He makes no effort to see me since June, neither he nor his wife bother to call me about the fact that they are blowing off my baby shower (just like they did both my wedding showers) or call me for any reason for that matter from June through November and now he just expects me to be free at his convenience a few days before Thanksgiving to drive 1.5 hours to his home and back. Yeah. Right.
Given the fact that our mother has been dead for over 23 years and our father has been in a nursing home with dementia for more than five years and the rest of our extended family lives overseas, you'd think my brother might be a little more thankful for the one living, sane, blood relative that he has living on this continent (aside from his own young children). But clearly this is not the case. And I pretty much accepted this years ago since after bringing it to my brother's attention, he has made little effort to change.

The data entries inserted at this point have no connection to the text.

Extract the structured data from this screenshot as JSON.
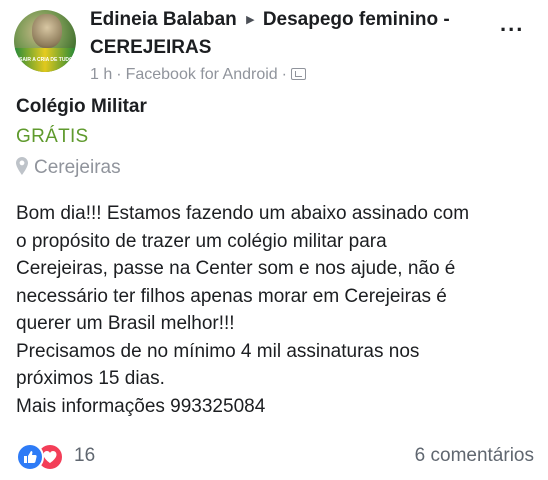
{
  "post": {
    "author": "Edineia Balaban",
    "group": "Desapego feminino -",
    "group_line2": "CEREJEIRAS",
    "time": "1 h",
    "source": "Facebook for Android",
    "privacy_icon": "group-members-icon",
    "avatar_text": "SAIR A CRIA DE TUDO",
    "more_label": "..."
  },
  "listing": {
    "title": "Colégio Militar",
    "price": "GRÁTIS",
    "location": "Cerejeiras"
  },
  "body_lines": [
    "Bom dia!!! Estamos fazendo um abaixo assinado com",
    "o propósito de trazer um colégio militar para",
    "Cerejeiras, passe na Center som e nos ajude, não é",
    "necessário ter filhos apenas morar em Cerejeiras é",
    "querer um Brasil melhor!!!",
    "Precisamos de no mínimo 4 mil assinaturas nos",
    "próximos 15 dias.",
    "Mais informações 993325084"
  ],
  "footer": {
    "reaction_count": "16",
    "comments": "6 comentários"
  },
  "colors": {
    "price": "#5f9a2d",
    "like": "#2e7bf6",
    "love": "#f33e58",
    "meta": "#90949c"
  }
}
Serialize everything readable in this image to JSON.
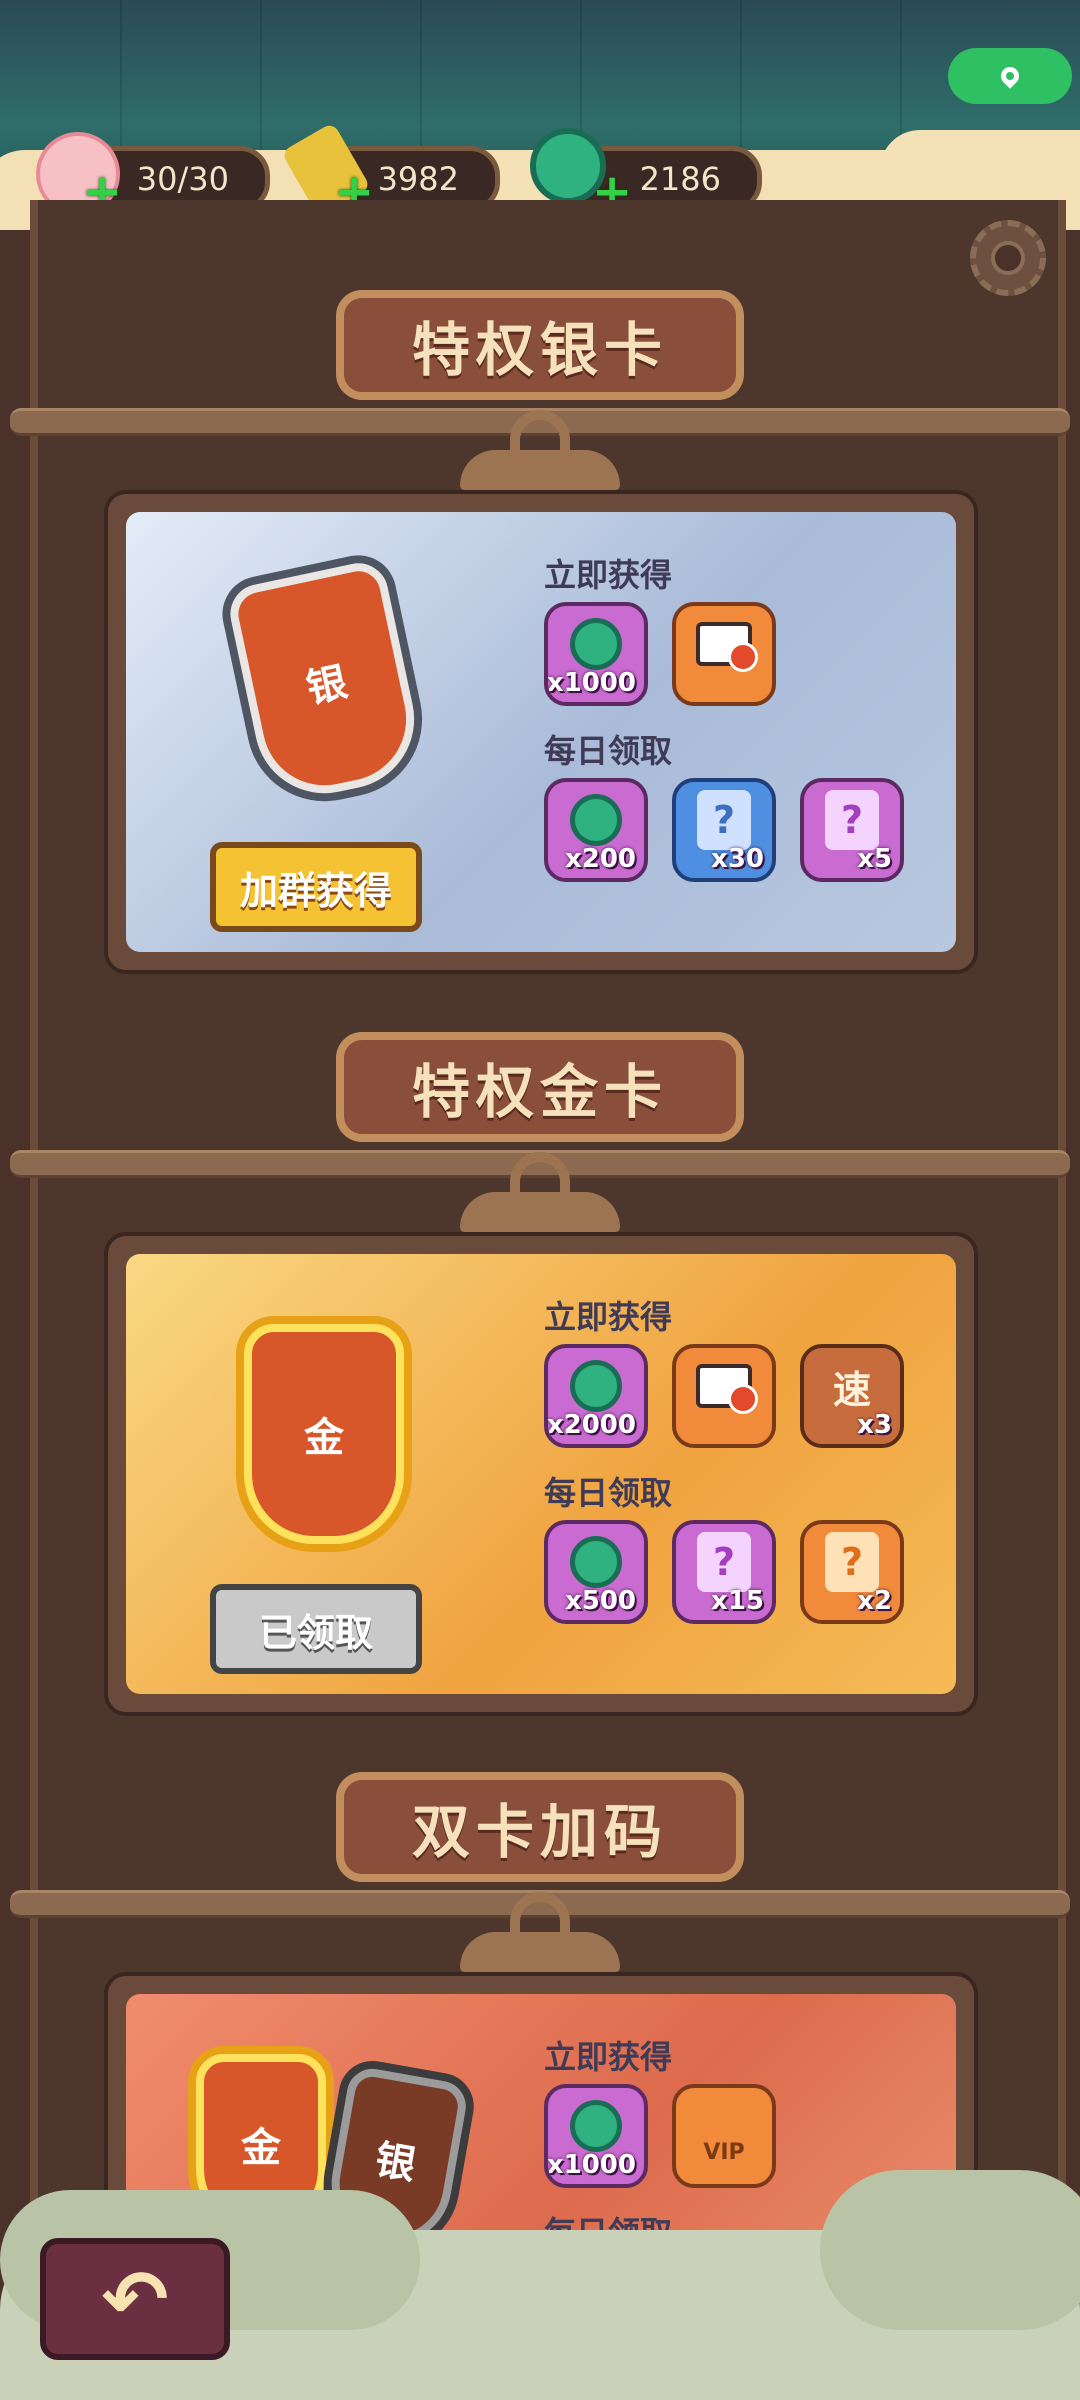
{
  "topbar": {
    "resources": [
      {
        "name": "peach",
        "value": "30/30",
        "icon": "peach-icon"
      },
      {
        "name": "jade-sword",
        "value": "3982",
        "icon": "sword-icon"
      },
      {
        "name": "jade",
        "value": "2186",
        "icon": "jade-icon"
      }
    ],
    "map_icon": "location-pin-icon",
    "settings_icon": "gear-icon"
  },
  "sections": [
    {
      "title": "特权银卡",
      "badge_char": "银",
      "immediate_label": "立即获得",
      "daily_label": "每日领取",
      "immediate_items": [
        {
          "icon": "jade-icon",
          "qty": "x1000"
        },
        {
          "icon": "ad-free-tv-icon",
          "qty": ""
        }
      ],
      "daily_items": [
        {
          "icon": "jade-icon",
          "qty": "x200"
        },
        {
          "icon": "blue-puzzle-icon",
          "qty": "x30"
        },
        {
          "icon": "purple-puzzle-icon",
          "qty": "x5"
        }
      ],
      "button": "加群获得"
    },
    {
      "title": "特权金卡",
      "badge_char": "金",
      "immediate_label": "立即获得",
      "daily_label": "每日领取",
      "immediate_items": [
        {
          "icon": "jade-icon",
          "qty": "x2000"
        },
        {
          "icon": "ad-free-tv-icon",
          "qty": ""
        },
        {
          "icon": "speed-icon",
          "qty": "x3",
          "glyph": "速"
        }
      ],
      "daily_items": [
        {
          "icon": "jade-icon",
          "qty": "x500"
        },
        {
          "icon": "purple-puzzle-icon",
          "qty": "x15"
        },
        {
          "icon": "orange-puzzle-icon",
          "qty": "x2"
        }
      ],
      "button": "已领取"
    },
    {
      "title": "双卡加码",
      "badge_char_gold": "金",
      "badge_char_silver": "银",
      "immediate_label": "立即获得",
      "daily_label": "每日领取",
      "immediate_items": [
        {
          "icon": "jade-icon",
          "qty": "x1000"
        },
        {
          "icon": "vip-frame-icon",
          "qty": "",
          "glyph": "VIP"
        }
      ]
    }
  ],
  "colors": {
    "accent": "#f4c233",
    "board": "#4d362c",
    "title_plate": "#8a4f3a"
  }
}
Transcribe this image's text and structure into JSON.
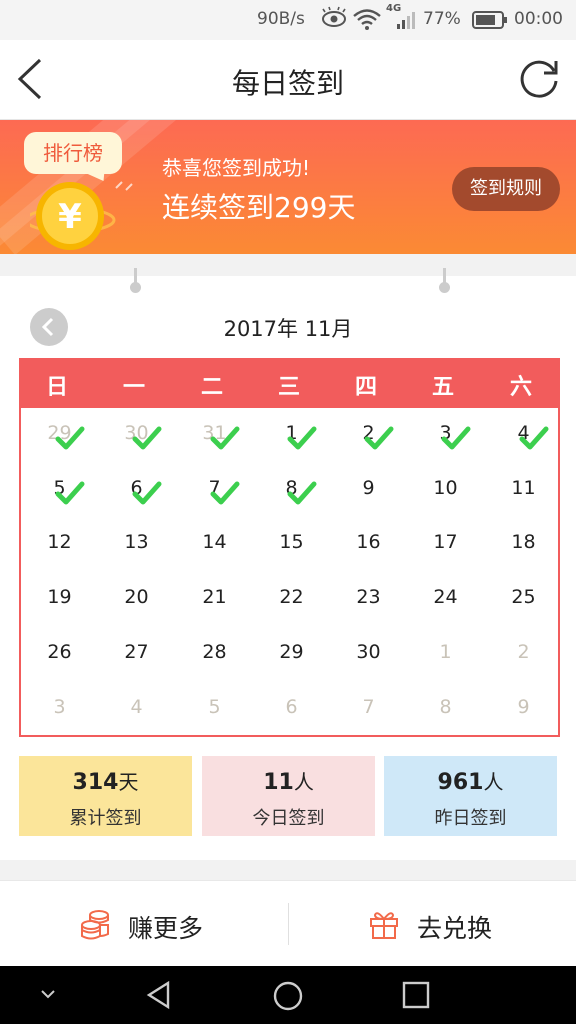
{
  "status_bar": {
    "speed": "90B/s",
    "network": "4G",
    "battery": "77%",
    "time": "00:00"
  },
  "header": {
    "title": "每日签到"
  },
  "banner": {
    "rank_label": "排行榜",
    "success_text": "恭喜您签到成功!",
    "streak_text": "连续签到299天",
    "rules_button": "签到规则"
  },
  "calendar": {
    "month_label": "2017年 11月",
    "weekdays": [
      "日",
      "一",
      "二",
      "三",
      "四",
      "五",
      "六"
    ],
    "weeks": [
      [
        {
          "d": "29",
          "muted": true,
          "checked": true
        },
        {
          "d": "30",
          "muted": true,
          "checked": true
        },
        {
          "d": "31",
          "muted": true,
          "checked": true
        },
        {
          "d": "1",
          "muted": false,
          "checked": true
        },
        {
          "d": "2",
          "muted": false,
          "checked": true
        },
        {
          "d": "3",
          "muted": false,
          "checked": true
        },
        {
          "d": "4",
          "muted": false,
          "checked": true
        }
      ],
      [
        {
          "d": "5",
          "muted": false,
          "checked": true
        },
        {
          "d": "6",
          "muted": false,
          "checked": true
        },
        {
          "d": "7",
          "muted": false,
          "checked": true
        },
        {
          "d": "8",
          "muted": false,
          "checked": true
        },
        {
          "d": "9",
          "muted": false,
          "checked": false
        },
        {
          "d": "10",
          "muted": false,
          "checked": false
        },
        {
          "d": "11",
          "muted": false,
          "checked": false
        }
      ],
      [
        {
          "d": "12",
          "muted": false,
          "checked": false
        },
        {
          "d": "13",
          "muted": false,
          "checked": false
        },
        {
          "d": "14",
          "muted": false,
          "checked": false
        },
        {
          "d": "15",
          "muted": false,
          "checked": false
        },
        {
          "d": "16",
          "muted": false,
          "checked": false
        },
        {
          "d": "17",
          "muted": false,
          "checked": false
        },
        {
          "d": "18",
          "muted": false,
          "checked": false
        }
      ],
      [
        {
          "d": "19",
          "muted": false,
          "checked": false
        },
        {
          "d": "20",
          "muted": false,
          "checked": false
        },
        {
          "d": "21",
          "muted": false,
          "checked": false
        },
        {
          "d": "22",
          "muted": false,
          "checked": false
        },
        {
          "d": "23",
          "muted": false,
          "checked": false
        },
        {
          "d": "24",
          "muted": false,
          "checked": false
        },
        {
          "d": "25",
          "muted": false,
          "checked": false
        }
      ],
      [
        {
          "d": "26",
          "muted": false,
          "checked": false
        },
        {
          "d": "27",
          "muted": false,
          "checked": false
        },
        {
          "d": "28",
          "muted": false,
          "checked": false
        },
        {
          "d": "29",
          "muted": false,
          "checked": false
        },
        {
          "d": "30",
          "muted": false,
          "checked": false
        },
        {
          "d": "1",
          "muted": true,
          "checked": false
        },
        {
          "d": "2",
          "muted": true,
          "checked": false
        }
      ],
      [
        {
          "d": "3",
          "muted": true,
          "checked": false
        },
        {
          "d": "4",
          "muted": true,
          "checked": false
        },
        {
          "d": "5",
          "muted": true,
          "checked": false
        },
        {
          "d": "6",
          "muted": true,
          "checked": false
        },
        {
          "d": "7",
          "muted": true,
          "checked": false
        },
        {
          "d": "8",
          "muted": true,
          "checked": false
        },
        {
          "d": "9",
          "muted": true,
          "checked": false
        }
      ]
    ]
  },
  "stats": [
    {
      "value": "314",
      "unit": "天",
      "label": "累计签到"
    },
    {
      "value": "11",
      "unit": "人",
      "label": "今日签到"
    },
    {
      "value": "961",
      "unit": "人",
      "label": "昨日签到"
    }
  ],
  "bottom_bar": {
    "earn_label": "赚更多",
    "redeem_label": "去兑换"
  },
  "colors": {
    "accent_red": "#f25c5c",
    "check_green": "#3ccf4e",
    "icon_orange": "#f26a4a"
  }
}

So, why do I still even care? And why, oh why, do I let myself get so riled up about it all?
I think it's because of the pretense that my brother likes to carry on when it suits him (i.e. that we are still a "family," that we still are connected). And I feel bad that my relationship with my niece and nephew is not that close, but that's really down to their parents, not me. It's pretty much hard to develop a relationship with kids you are hardly ever allowed to see.
I'm sure that my son (who still with six weeks of "cooking" to go, weighs in at 6lbs, 8 oz according to my latest ultrasound--the doctor actually called him a "moose!"), will have much closer relationships with his uncles who live hundreds of miles away than the one who lives just down the road. And that's a real shame. But one that I finally need to accept that I can do little about.